You can see that these distribution sort of center around $k=200$, $m=1000$, and $\sigma=100$ which is how we constructed them in the first place. That’s somewhat reassuring!

Finally, we can plot the full uncertainty of predictions using the same methodology as for boostraps:

pyplot.scatter(ts, ys, alpha=0.5, s=100)
samples = sampler.chain[:, -4000:, :].reshape((-1, ndim))
curves = []
for k, m, log_sigma in samples:
curves.append(
model(x_scale, k, m) +
numpy.exp(log_sigma) * numpy.random.normal(size=x_scale.shape)
)

# Plot 95% confidence interval
lo, hi = numpy.percentile(curves, (2.5, 97.5), axis=0)
pyplot.fill_between(t_scale, lo, hi, color='red', alpha=0.5)
pyplot.ylabel('Weight of elephant (kg)')


These Bayesian methods don’t end here. In particular there’s several libraries that work with these kind of problems. It turns out that if you express the problem in a more structured way (not just a negative log-likelihood function), you can make the sampling scale to large problems (as in, thousands of unknown parameters). For Python there’s PyMC3 and PyStan, as well as the slightly more experimental (?) Edward and Pyro.

# Final words

I’ve taken you a bit down the rabbit hole – but it goes much further. In fact, forcing myself to estimate uncertainties for anything I do has been a great forcing function to learn a ton about statistics that I’ve been deferring for too long. I recommend it to anyone who is interested!
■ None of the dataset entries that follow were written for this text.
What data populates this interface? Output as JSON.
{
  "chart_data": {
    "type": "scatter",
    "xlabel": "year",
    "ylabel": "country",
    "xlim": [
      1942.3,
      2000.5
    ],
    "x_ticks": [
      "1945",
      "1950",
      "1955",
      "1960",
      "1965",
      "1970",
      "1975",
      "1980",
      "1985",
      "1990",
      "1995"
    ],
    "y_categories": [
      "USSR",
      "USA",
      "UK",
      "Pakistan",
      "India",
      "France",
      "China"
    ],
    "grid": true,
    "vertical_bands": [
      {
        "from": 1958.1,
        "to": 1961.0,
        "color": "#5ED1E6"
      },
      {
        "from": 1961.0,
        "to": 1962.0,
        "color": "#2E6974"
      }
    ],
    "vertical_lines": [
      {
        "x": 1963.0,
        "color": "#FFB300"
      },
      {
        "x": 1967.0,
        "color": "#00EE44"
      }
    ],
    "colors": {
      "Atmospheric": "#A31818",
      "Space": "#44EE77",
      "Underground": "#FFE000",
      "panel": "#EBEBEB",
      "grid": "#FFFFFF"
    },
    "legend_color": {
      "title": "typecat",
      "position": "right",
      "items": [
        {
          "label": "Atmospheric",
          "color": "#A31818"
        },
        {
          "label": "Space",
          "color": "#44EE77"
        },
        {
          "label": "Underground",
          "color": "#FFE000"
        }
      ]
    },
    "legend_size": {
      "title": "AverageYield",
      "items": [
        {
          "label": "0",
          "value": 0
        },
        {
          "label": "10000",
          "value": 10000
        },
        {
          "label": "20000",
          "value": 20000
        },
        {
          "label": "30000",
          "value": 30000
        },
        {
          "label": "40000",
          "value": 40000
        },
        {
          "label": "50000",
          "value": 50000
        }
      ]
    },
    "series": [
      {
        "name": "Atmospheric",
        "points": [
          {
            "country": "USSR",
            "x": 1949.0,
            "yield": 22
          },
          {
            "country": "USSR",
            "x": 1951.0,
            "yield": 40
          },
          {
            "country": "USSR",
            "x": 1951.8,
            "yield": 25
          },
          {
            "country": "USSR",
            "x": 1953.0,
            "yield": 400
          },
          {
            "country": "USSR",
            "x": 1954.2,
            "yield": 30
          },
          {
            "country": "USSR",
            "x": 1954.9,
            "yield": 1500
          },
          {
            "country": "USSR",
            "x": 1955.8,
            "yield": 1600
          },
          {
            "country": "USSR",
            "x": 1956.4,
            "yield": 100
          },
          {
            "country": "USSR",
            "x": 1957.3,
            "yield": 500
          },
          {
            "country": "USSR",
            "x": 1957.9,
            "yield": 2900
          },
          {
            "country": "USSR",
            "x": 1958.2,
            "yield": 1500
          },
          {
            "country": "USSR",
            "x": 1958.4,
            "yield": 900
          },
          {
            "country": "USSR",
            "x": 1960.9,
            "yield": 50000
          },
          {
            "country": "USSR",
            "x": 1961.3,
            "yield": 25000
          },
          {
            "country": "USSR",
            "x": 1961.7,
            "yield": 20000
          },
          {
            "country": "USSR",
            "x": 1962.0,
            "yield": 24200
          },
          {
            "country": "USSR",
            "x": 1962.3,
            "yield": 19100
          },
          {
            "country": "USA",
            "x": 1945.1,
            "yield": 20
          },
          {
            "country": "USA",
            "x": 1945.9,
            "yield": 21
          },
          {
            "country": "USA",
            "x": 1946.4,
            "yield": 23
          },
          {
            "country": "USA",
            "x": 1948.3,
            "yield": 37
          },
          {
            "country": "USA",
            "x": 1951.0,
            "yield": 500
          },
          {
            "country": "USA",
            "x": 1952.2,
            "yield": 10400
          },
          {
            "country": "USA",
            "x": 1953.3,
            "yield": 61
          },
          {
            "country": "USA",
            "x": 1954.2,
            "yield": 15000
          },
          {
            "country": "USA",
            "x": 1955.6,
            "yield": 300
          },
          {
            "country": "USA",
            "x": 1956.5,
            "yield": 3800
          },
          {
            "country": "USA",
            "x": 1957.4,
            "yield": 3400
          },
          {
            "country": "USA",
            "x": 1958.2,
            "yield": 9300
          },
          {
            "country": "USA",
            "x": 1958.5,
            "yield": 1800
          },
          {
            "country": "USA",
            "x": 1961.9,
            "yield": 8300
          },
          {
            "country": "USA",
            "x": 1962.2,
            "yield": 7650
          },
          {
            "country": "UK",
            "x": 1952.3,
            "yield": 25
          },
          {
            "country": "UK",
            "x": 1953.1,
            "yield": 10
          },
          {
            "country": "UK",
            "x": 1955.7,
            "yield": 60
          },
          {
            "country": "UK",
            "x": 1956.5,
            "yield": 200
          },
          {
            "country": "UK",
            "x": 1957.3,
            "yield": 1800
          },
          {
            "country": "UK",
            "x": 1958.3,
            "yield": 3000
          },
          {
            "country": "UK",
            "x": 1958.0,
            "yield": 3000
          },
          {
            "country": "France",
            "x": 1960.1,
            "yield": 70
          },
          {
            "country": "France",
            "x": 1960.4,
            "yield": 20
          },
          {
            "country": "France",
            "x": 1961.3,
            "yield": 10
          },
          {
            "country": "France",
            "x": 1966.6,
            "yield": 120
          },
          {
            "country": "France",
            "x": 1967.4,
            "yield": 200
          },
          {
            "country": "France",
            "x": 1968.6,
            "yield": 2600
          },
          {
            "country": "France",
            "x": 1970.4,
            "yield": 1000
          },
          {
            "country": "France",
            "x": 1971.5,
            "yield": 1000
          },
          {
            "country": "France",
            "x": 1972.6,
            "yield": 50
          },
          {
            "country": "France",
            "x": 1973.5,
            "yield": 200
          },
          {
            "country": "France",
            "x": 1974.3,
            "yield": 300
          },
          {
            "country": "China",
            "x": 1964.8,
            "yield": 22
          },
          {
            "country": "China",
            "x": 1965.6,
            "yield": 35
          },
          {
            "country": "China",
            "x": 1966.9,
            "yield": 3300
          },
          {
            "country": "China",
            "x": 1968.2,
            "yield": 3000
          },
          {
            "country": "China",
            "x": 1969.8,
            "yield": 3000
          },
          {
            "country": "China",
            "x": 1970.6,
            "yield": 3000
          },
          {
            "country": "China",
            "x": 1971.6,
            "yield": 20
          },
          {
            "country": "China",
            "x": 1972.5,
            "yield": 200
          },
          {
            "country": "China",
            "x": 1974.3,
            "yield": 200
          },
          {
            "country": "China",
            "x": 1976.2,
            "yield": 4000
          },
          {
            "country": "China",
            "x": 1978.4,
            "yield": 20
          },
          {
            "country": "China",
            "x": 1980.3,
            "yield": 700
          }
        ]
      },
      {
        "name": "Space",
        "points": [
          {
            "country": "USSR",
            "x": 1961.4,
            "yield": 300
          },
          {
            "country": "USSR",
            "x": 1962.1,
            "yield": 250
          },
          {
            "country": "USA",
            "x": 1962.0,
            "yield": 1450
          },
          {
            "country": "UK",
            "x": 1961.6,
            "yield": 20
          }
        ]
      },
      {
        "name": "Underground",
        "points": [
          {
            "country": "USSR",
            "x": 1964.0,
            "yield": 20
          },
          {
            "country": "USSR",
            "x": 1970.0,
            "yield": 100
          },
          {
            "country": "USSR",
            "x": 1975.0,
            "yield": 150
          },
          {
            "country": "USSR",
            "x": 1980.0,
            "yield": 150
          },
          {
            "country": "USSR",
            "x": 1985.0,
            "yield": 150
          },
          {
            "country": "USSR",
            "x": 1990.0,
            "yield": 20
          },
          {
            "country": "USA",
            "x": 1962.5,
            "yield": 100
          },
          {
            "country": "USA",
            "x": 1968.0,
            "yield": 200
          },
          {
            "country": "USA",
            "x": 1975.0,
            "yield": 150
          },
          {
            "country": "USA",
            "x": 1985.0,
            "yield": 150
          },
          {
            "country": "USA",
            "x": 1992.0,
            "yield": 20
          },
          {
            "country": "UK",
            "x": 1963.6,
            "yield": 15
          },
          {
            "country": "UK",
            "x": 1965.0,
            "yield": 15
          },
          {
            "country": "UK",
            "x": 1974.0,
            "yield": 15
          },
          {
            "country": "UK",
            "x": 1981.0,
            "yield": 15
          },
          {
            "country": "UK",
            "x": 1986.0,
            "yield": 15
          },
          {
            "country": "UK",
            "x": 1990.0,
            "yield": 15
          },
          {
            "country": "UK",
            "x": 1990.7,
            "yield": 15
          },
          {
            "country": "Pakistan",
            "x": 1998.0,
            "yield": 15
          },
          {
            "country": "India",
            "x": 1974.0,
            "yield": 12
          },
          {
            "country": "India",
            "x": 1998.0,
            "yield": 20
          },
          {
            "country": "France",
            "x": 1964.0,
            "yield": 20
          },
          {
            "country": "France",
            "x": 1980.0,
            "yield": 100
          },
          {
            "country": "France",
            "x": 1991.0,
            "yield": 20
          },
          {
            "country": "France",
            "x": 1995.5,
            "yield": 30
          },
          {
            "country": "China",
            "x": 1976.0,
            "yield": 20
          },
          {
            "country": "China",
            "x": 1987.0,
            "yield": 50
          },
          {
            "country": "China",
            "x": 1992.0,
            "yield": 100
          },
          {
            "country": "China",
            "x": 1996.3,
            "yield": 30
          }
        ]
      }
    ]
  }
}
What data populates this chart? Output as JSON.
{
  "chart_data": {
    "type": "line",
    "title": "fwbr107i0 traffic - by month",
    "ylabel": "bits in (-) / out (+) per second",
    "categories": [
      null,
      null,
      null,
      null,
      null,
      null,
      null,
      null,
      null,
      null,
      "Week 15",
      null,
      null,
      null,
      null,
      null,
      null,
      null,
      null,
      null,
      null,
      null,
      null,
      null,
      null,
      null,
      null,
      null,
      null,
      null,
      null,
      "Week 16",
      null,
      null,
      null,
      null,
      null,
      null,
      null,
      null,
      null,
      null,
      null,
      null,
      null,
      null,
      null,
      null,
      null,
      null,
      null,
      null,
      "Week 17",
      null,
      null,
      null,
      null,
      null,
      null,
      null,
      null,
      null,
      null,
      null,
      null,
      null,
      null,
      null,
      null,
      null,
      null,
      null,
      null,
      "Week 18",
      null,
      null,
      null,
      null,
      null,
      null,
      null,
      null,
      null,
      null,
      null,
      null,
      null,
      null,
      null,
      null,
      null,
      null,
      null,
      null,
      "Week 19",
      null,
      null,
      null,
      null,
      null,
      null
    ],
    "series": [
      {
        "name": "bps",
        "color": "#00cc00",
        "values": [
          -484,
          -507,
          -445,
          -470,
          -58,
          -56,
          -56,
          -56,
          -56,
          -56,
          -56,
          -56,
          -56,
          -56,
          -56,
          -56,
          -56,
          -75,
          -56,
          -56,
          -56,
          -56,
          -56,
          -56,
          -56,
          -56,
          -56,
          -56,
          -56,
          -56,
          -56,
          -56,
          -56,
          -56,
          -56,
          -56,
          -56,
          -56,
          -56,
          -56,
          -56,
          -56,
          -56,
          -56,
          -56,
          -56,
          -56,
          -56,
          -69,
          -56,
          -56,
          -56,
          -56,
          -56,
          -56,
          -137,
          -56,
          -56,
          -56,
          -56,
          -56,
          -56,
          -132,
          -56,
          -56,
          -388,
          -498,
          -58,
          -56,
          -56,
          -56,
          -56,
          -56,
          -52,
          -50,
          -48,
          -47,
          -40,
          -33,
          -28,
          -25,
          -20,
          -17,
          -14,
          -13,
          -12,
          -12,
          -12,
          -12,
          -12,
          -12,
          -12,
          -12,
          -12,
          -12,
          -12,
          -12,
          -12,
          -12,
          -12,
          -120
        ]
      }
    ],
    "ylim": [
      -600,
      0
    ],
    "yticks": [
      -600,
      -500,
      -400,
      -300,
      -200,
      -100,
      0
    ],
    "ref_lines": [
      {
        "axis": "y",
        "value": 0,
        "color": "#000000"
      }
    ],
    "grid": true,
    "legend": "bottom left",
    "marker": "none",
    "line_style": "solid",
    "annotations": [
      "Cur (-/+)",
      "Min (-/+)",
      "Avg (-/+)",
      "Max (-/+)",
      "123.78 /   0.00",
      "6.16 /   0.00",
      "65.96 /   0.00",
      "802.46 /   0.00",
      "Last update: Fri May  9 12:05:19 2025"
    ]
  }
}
Why do I care about this? I’ve been sitting in so many business meetings where people look at numbers being alarmed whether the monthly number of widgets is going up or down. Or whether widget method X is more productive than widget method Y. Making decisions based on data is hard! But if we were a bit more disciplined about quantifying the uncertainty, we might make better decisions. It’s not easy right now to do this! I really hope we’ll see a popularization of these methods using more accessible tools.

Also, thanks to Jim Savage for some feedback on an earlier draft!